Choose an ITAM software solution that will help you meet your automation objectives. Be sure the solution can integrate with other databases including your ITSM solution. Furthermore, choose an ITAM solution that enables you to build B2B connectors so that you can directly connect and build automated processes with external partners.

Finally, prepare and plan to manage exceptions in your ITAM processes. For example, if someone purchases an IT asset on a credit card, instead of using the request portal, how do you plan to bring that laptop into the existing ITAM lifecycle process?

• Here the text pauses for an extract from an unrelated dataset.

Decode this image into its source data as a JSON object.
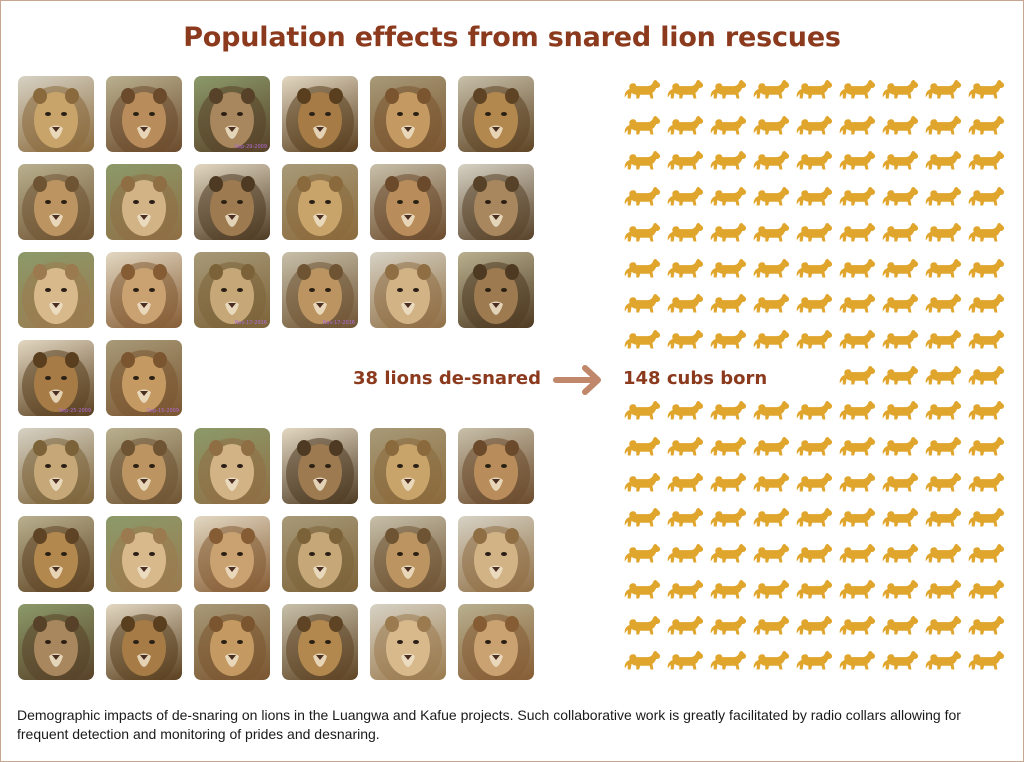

Test and Adjust the Process

Always test the process before soliciting feedback from each department. Make adjustments based on the feedback, then retest as needed. In large organizations, it is recommended a pilot group be created with representatives from each department. Test and retest with the pilot group before rolling out the processes to the entire organization. Be sure to properly train anyone who might be assigned a task from the process. For example, someone who authorizes the purchase of IT equipment needs to be comfortable performing that task prior to rolling the ITAM processes out to everyone.

Summary

The time it takes to actually build an ITAM process using available software solutions is minimal compared to the time it takes to understand and design the ITAM process. Be sure to dedicate resources and time during the design phase. Keep processes simple in the beginning to ensure success. Most importantly, measure ROI after implementing ITAM processes by showing before and after data analytics. ITAM processes will save your organization a lot of money; however, this is only evident if measured and reported.